Не знаю, что он имел в виду под словами «привести себя в порядок». По-моему, китаяночки были в наиполнейшем порядке, я же, вышвырнутый на улицу в неглаженных брюках, вряд ли украсил бы своим видом воскресную столицу. Если кому-либо и надо было приводить себя в порядок, так это, прежде всего, мне. Впрочем, божества редко интересуются подобными вещами.
Китаянки, услышав слово «товарищ» и не подозревая о моей политической недозрелости, радостно защебетали, будто кто тронул отлитый из драгоценных металлов ксилофон. Из всей этой поднебесной мелодики я сумел разобрать только: «комарад, комарад!»
— Мир-дружба, — сказал я, по-плакатному сложив в замок руки, — и сразу брызнули радостно на всю комнату серебряные брызги, я же тем временем выдвинул из-под кровати чемодан и было начал складывать в него свой скромный студенческий скарб.
Международный конфликт явно улаживался мирным путем. Теперь божество взирало на меня, пожалуй, с некоторым одобрением и, весьма довольное таким поворотом дела, даже снизошло до того, что дало мне пару часов на не столь торопливые сборы, вслед за чем, сопровождаемое ангелоподобными куколками, покинуло мои (пока еще) чертоги.
На укладывание своих нехитрых пожитков – смены белья, свитера, учебника латыни и зачем-то оказавшейся в моем хозяйстве Китайской «Книги перемен» – мне с лихвой хватило последующих пяти минут, и подаренную уйму времени я решил потратить с максимальной пользой – хотя бы ненадолго вздремнуть, чтобы набраться сил перед своим изгнанием в никуда.

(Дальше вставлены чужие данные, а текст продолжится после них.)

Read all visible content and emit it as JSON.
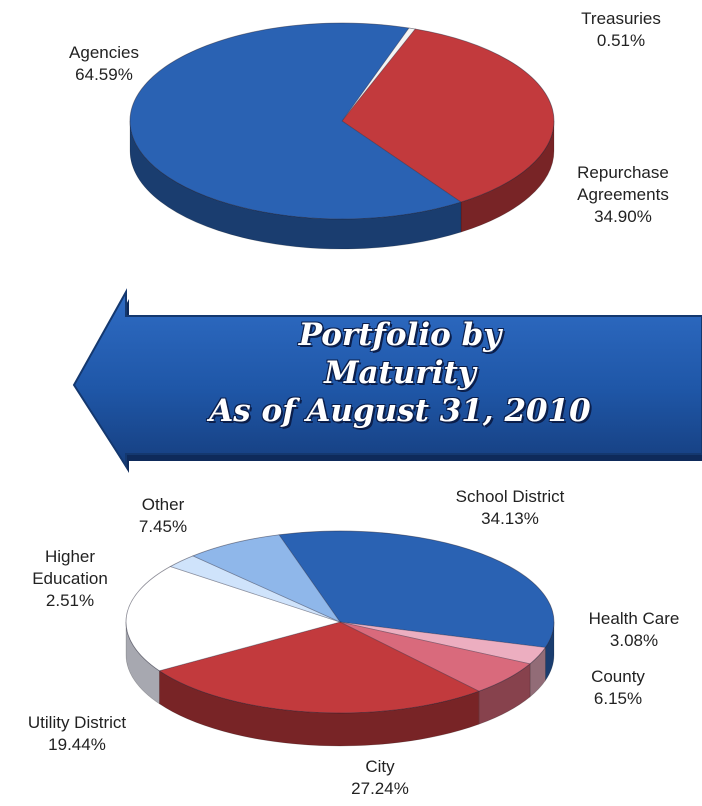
{
  "banner": {
    "title_lines": [
      "Portfolio by",
      "Maturity",
      "As of August 31, 2010"
    ],
    "color": "#1f57a8"
  },
  "chart_data": [
    {
      "type": "pie",
      "title": "",
      "slices": [
        {
          "label": [
            "Agencies"
          ],
          "value": 64.59,
          "value_text": "64.59%",
          "color": "#2a62b3"
        },
        {
          "label": [
            "Treasuries"
          ],
          "value": 0.51,
          "value_text": "0.51%",
          "color": "#f4f4f4"
        },
        {
          "label": [
            "Repurchase",
            "Agreements"
          ],
          "value": 34.9,
          "value_text": "34.90%",
          "color": "#c23a3d"
        }
      ]
    },
    {
      "type": "pie",
      "title": "",
      "slices": [
        {
          "label": [
            "School District"
          ],
          "value": 34.13,
          "value_text": "34.13%",
          "color": "#2a62b3"
        },
        {
          "label": [
            "Health Care"
          ],
          "value": 3.08,
          "value_text": "3.08%",
          "color": "#ecaec0"
        },
        {
          "label": [
            "County"
          ],
          "value": 6.15,
          "value_text": "6.15%",
          "color": "#d96a7c"
        },
        {
          "label": [
            "City"
          ],
          "value": 27.24,
          "value_text": "27.24%",
          "color": "#c23a3d"
        },
        {
          "label": [
            "Utility District"
          ],
          "value": 19.44,
          "value_text": "19.44%",
          "color": "#ffffff"
        },
        {
          "label": [
            "Higher",
            "Education"
          ],
          "value": 2.51,
          "value_text": "2.51%",
          "color": "#cfe3fb"
        },
        {
          "label": [
            "Other"
          ],
          "value": 7.45,
          "value_text": "7.45%",
          "color": "#8fb7ea"
        }
      ]
    }
  ]
}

Из висевшего на стене радиоприемника неслись тихие, баюкающие переливы балалаек. Не выключая приемника, я лег на скрипучую общежитскую койку, сомкнул глаза и почти тотчас окунулся в то безмятежное, медово ласковое утро, когда впервые, — дело было в нынешние летние каникулы, — увидел своего дядю Ореста Северьяновича, о существовании коего прежде (как-то так уж вышло) никогда и не слыхал.
…И вот я уже сижу с удочкой в руках на берегу тихого озерца близ нашего поселка, ленивый ветерок чуть колышет траву, и такие же ленивые круги пускают по воде разомлевшие от жары рыбешки.